= Rhonda Hatcher =

American mathematician

Rhonda Lee Hatcher is an American mathematician whose research topics include analytic number theory and L-functions as well as topics in recreational mathematics. She is an emeritus associate professor of mathematics at Texas Christian University.

==Education and career==
Hatcher graduated summa cum laude from the University of Colorado Boulder in 1980.
She earned her Ph.D. in 1988 from Harvard University. Her dissertation, Heights and L-Series, was supervised by Benedict Gross.
After completing her doctorate, she taught at St. Olaf College in Minnesota for three years before moving to Texas Christian.
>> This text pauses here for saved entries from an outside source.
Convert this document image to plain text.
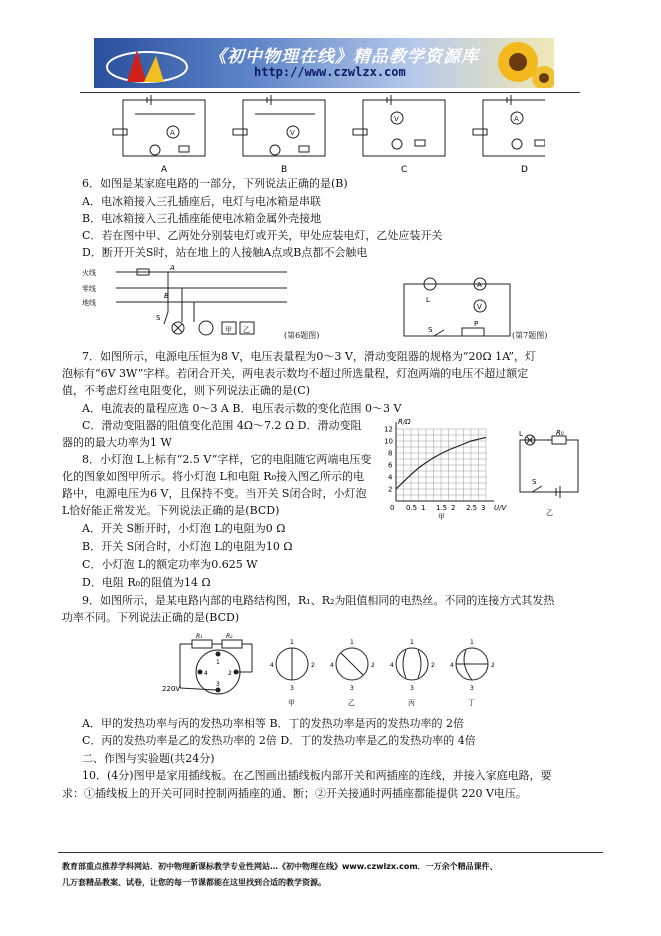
《初中物理在线》精品教学资源库
http://www.czwlzx.com
A	V
V	A
A	B	C	D
6．如图是某家庭电路的一部分，下列说法正确的是(B)
A．电冰箱接入三孔插座后，电灯与电冰箱是串联
B．电冰箱接入三孔插座能使电冰箱金属外壳接地
C．若在图中甲、乙两处分别装电灯或开关，甲处应装电灯，乙处应装开关
D．断开开关S时，站在地上的人接触A点或B点都不会触电
火线
零线
地线
A
B
S
甲 乙
(第6题图)
L
A
V
S
P
(第7题图)
7．如图所示，电源电压恒为8 V，电压表量程为0～3 V，滑动变阻器的规格为“20Ω 1A”，灯
泡标有“6V 3W”字样。若闭合开关，两电表示数均不超过所选量程，灯泡两端的电压不超过额定
值，不考虑灯丝电阻变化，则下列说法正确的是(C)
A．电流表的量程应选 0～3 A B．电压表示数的变化范围 0～3 V
C．滑动变阻器的阻值变化范围 4Ω～7.2 Ω D．滑动变阻
器的的最大功率为1 W
8．小灯泡 L上标有“2.5 V”字样，它的电阻随它两端电压变
化的图象如图甲所示。将小灯泡 L和电阻 R₀接入图乙所示的电
路中，电源电压为6 V，且保持不变。当开关 S闭合时，小灯泡
L恰好能正常发光。下列说法正确的是(BCD)
A．开关 S断开时，小灯泡 L的电阻为0 Ω
B．开关 S闭合时，小灯泡 L的电阻为10 Ω
C．小灯泡 L的额定功率为0.625 W
D．电阻 R₀的阻值为14 Ω
0.5 1 1.5 2 2.5 3
2
4
6
8
10
12
0
R/Ω
U/V
甲
L	R₀
S
乙
9．如图所示，是某电路内部的电路结构图，R₁、R₂为阻值相同的电热丝。不同的连接方式其发热
功率不同。下列说法正确的是(BCD)
R₁	R₂
220V
1
2
3
4
1
4	2
3
甲
1
4	2
3
乙
1
4	2
3
丙
1
4	2
3
丁
A．甲的发热功率与丙的发热功率相等 B．丁的发热功率是丙的发热功率的 2倍
C．丙的发热功率是乙的发热功率的 2倍 D．丁的发热功率是乙的发热功率的 4倍
二、作图与实验题(共24分)
10．(4分)图甲是家用插线板。在乙图画出插线板内部开关和两插座的连线，并接入家庭电路，要
求：①插线板上的开关可同时控制两插座的通、断；②开关接通时两插座都能提供 220 V电压。
教育部重点推荐学科网站．初中物理新课标教学专业性网站…《初中物理在线》www.czwlzx.com．一万余个精品课件、
几万套精品教案、试卷，让您的每一节课都能在这里找到合适的教学资源。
At Texas Christian, Hatcher served as the Faculty Athletics Representative from 1999 until 2023. She has also represented the Big 12 Conference in the National Collegiate Athletic Association Committee on Academics. Within the committee, she took a minority position against a proposed rule change to allow students with high grade point averages to transfer to other schools and maintain their athletic eligibility, arguing that the rule would disproportionately penalize African-American students.

==Book==
With George T. Gilbert, she is the author of Mathematics Beyond the Numbers (Wiley, 2000; 2nd ed., Kendall Hunt, 2012). This is a mathematics textbook designed for use in liberal arts education. It covers topics mathematics through their applications, including voting systems, apportionment, genetics, opinion polls, scheduling, and cryptography. Its mathematical topics include probability and statistics, graph theory and combinatorial geometry, and number theory.

==Recognition==
In 1998, Hatcher won the Deborah and Franklin Haimo Award for Distinguished College or University Teaching of Mathematics. The award announcement cited her excellent mathematics teaching at Texas Christian, her work helping high school teachers prepare to teach AP Calculus, and her summer programs which attracted undergraduates from other parts of the country to work with her on number theory, group theory, and graph theory. Some of the research from this program ended up being published in professional journals.